H(p) can also be interpreted as the minimum number of bits we have to
use to compress values following the distribution of p. (Note that we
can call p either a random variable or a distribution.)
H(p,q) is the cross entropy, which is of a similar form of the function
to H(p) with only a small difference. Pay attention to the difference
and make sure you understand why this small difference allows us to
interpret H(p,q) as
the minimum number of bits that we have to use to compress values
following distribution p if we "mistakenly" thought that the
values follow distribution q (i.e., we use q to design optimal coding).
As a result, H(p,q) is always at least as large as H(p) (with a wrong
distribution for designing an optimal code, we can never do better than
using the original true distribution in terms of compression), and the
KL-divergence captures the difference and can be interpreted as the
number of bits wasted due to using a wrong distribution for
coding. You should also know some basic properties of D(p||q), i.e.,
it's always non-negative. It's zero iff p=q. The mutual information
I(X;Y) measures the association of two random variables X and Y. This
can be understood from two perspectives: (1) I(X;Y)=H(X)-H(X|Y). This
means that I(X;Y) is the reduction of entropy of X if we know Y.
Intuitively, if X and Y are independent, there would be no reduction of
entropy of X, thus I(X;Y) would be zero, whereas if X is completely
determined by Y, then H(X|Y)=0, so I(X;Y)=H(X).

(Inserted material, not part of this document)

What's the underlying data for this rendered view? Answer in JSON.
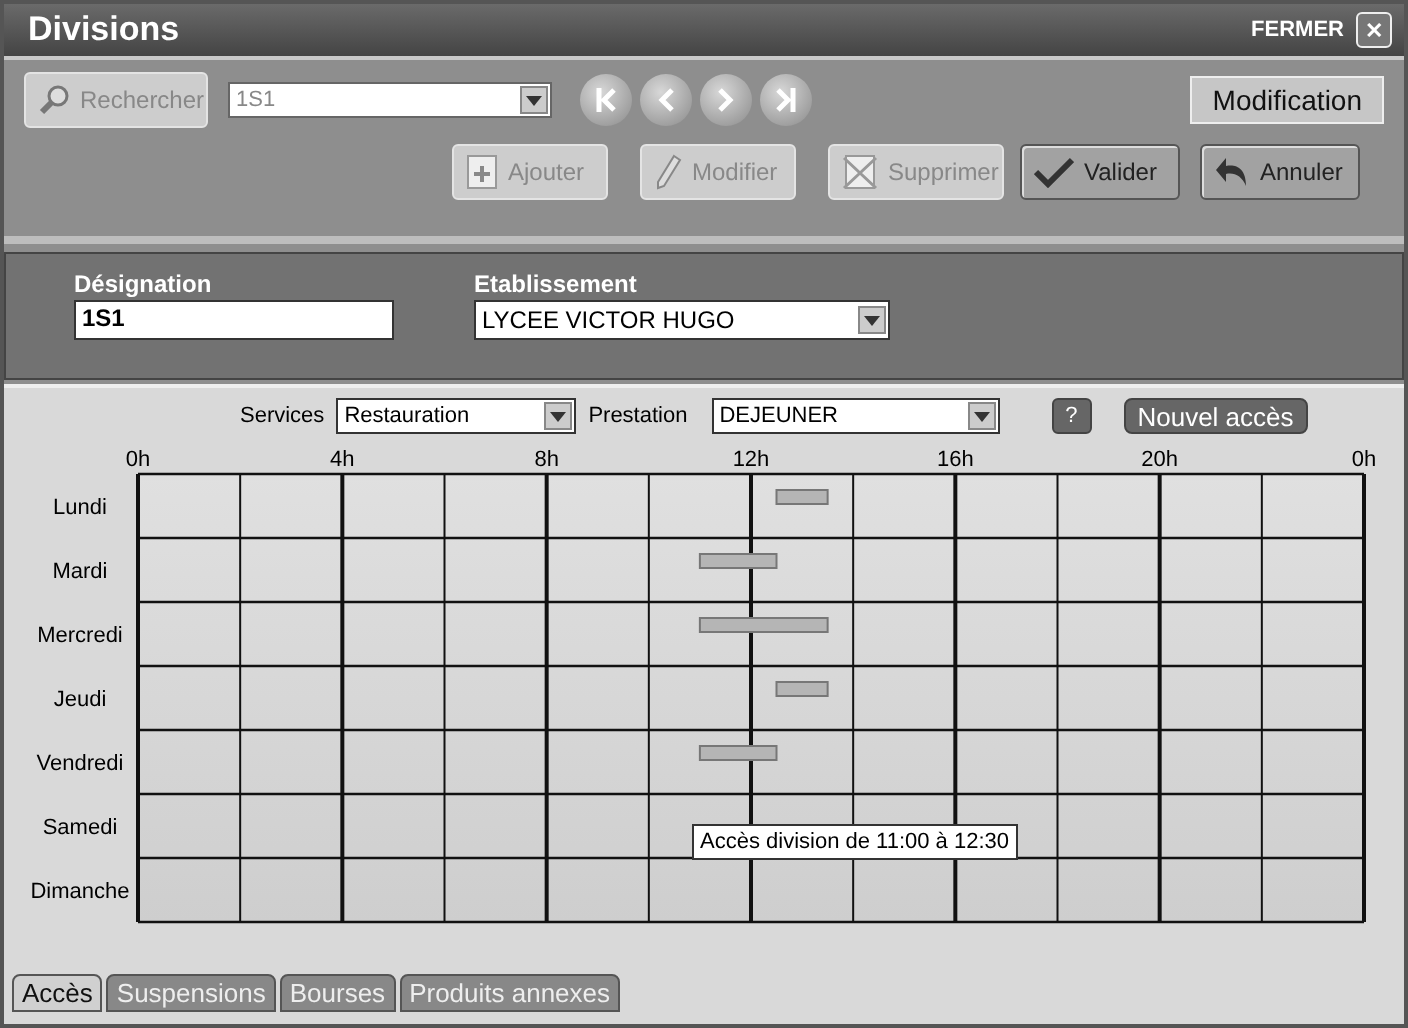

Note that the maximum
value of I(X;Y) is max{H(X),H(Y)}. If X is completely determined by Y
AND at the same time, Y is completely determined by X, then H(X)=H(Y)
since they have the same uncertainty; in general, H(X) and H(Y) can be
different, though. (2) I(X;Y) is the KL-divergence of P(X,Y), which is
the true joint distribution, and
p(X)p(Y), which is the joint distribution if X and Y are
independent. Thus it essentially measures how far away p(X,Y) is from
the assumed joint distribution under the assumption that X and Y are
independent, so the two joint distributions are the same, it would mean
that X and Y are indeed independent, and I(X;Y) would be zero. If the
two distributions are far away from each other, it would mean that X and
Y are far from independent, i.e., they are correlated/associated, and
in such a case I(X;Y) would have a higher value.
A statistical language model (SLM) is a distribution over word sequences. Intuitively, it gives us a probability for any sequence of words, thus allows us to compare two sequences of words to see which has a higher probability. In general, SLMs help capture the uncerstanties associated with the use of natural language. For example, in general, non-grammatical sentences would have much smaller probabilities than grammatical sentences. Specialized language models can be used to answer many interesting questions that are directly related to many information management tasks.
While there are many different kinds of SLMs, we are particularly interested in the simplest one, i.e., the unigram language models. This model corresponds to a multinomial distribution over words. According to this model, a piece of text is "generated" by generating each word independently. As a result, the joint probability of generating all the words in a document D=w1 w2 ... wn is simply the product of generating each individual word, i.e., p(D)=p(w1)p(w2)...p(wn). Note that in general, the generation of one word may depend on another. For example, having seen "web search" being generated would make the probability of further generating a word like "engine" much higher. This means that p(w3="engine" |w1="web", w2="search") is much higher than p(w3="engine"). Thus the independence assumption made by the unigram language model doesn't really hold in reality. Indeed, with a bigram LM, we'd have p(D)=p(w1)p(w2|w1)p(w3|w2)...p(wn|wn-1), which would capture local dependency between two adjacent words. More generally, an n-gram language model would capture the dependency of a word on the previous n-1 words. You should know what is an n-gram language model, how many parameters are there in an n-gram language model, and why smoothing is needed when estimating an n-gram language model. You should know the major smoothing methods and how they work: additive smoothing, absolute discount, linear interpolation (fixed coefficient), and Dirichlet prior. You are expected to know the formula of these smoothing methods.